Brewer was the last of the three Tucson acts on the lineup, which featured a pair of New Mexico artists including former Las Cruces police officer Frank Ray. Ray followed the lead of the artists who went before him, including Phoenix singer-songwriter Ashley Wineland, and mixed covers in with his originals. Ray gets props for straying outside the country lines with a cover of Justin Timberlake’s rollicking “Can’t Stop the Feeling,” which he followed up with his original ballad “Everytime You Run” — a song that landed in the Top 20 on the Texas country music charts.

Wineland was the lone female in the lineup, and she was greeted by an enthusiastic, male-heavy cheering section as she ripped through solid covers of Miranda Lambert (“Something Bad”) and Carrie Underwood (“Church Bells”) and a few originals including “No Prince Charming,” the 2016 song that landed her on Country Music Television.

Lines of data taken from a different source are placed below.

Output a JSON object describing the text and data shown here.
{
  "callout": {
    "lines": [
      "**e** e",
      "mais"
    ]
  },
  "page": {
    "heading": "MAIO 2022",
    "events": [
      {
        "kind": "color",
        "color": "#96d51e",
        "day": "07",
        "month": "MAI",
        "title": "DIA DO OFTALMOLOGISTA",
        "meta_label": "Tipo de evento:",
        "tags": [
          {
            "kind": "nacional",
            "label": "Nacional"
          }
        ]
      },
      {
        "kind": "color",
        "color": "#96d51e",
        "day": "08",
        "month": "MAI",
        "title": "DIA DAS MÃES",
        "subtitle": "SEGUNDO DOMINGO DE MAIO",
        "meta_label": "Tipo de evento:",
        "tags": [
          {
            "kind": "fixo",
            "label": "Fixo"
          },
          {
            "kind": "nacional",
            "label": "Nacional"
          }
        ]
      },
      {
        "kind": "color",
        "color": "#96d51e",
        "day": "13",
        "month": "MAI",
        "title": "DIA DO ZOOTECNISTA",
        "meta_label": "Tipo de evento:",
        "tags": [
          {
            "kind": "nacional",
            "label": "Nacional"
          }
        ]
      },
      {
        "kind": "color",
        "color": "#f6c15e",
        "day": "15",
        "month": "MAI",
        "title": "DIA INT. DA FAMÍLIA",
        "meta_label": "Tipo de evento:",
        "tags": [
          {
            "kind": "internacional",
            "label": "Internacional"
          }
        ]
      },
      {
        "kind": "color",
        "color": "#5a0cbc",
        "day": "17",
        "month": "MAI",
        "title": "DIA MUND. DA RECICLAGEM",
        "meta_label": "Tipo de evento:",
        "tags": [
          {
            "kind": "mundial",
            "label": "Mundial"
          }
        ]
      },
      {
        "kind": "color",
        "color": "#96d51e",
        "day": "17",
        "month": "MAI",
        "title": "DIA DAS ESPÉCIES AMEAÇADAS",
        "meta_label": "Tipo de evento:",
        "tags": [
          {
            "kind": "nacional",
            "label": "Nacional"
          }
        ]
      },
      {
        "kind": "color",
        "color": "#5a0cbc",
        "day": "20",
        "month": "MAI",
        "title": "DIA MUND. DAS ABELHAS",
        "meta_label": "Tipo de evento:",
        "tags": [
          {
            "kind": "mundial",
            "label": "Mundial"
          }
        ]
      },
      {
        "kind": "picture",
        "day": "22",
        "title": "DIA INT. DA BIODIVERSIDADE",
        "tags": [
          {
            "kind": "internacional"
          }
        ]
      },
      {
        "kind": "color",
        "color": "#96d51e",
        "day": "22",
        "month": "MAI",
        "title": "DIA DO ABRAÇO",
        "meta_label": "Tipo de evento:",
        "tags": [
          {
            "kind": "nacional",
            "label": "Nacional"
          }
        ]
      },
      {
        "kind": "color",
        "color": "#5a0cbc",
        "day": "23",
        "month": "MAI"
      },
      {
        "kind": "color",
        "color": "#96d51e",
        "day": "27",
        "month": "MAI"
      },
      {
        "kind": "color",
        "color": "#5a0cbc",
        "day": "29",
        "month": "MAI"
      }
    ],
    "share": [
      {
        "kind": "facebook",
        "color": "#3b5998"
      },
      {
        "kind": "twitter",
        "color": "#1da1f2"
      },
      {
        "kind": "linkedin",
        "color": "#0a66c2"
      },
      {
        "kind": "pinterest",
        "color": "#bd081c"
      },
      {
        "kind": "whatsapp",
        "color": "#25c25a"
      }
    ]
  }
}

Not far from where Diana Escobar and her friends were sitting, James and Mida Davis and their friends David and Gloria Barnhart were biding their time until the evening’s headliners took the stage.

They were there to see just one artist, headliner Josh Turner. He was the first country artist James Davis had ever seen in concert — he and his wife had seen Turner when he played the Pima County Fair last spring — and the one who had turned him into a country music fan.

“My wife said his music reminded her of us,” Davis said, and nodded to his wife across the table.

Davis said he thought that seeing Turner at the indoor Expo Center might be a little more intimate than the sprawling concert area at the Pima County Fairgrounds.

“I think all in all (the Expo Center) is a good venue with a great vibe,” he said. “We’ve been here before for the gun shows, so we know the layout.”

Country Fest Tucson, presented by Desert Entertainment, could expand to two days next year and will likely move to an outdoor venue, organizers have said.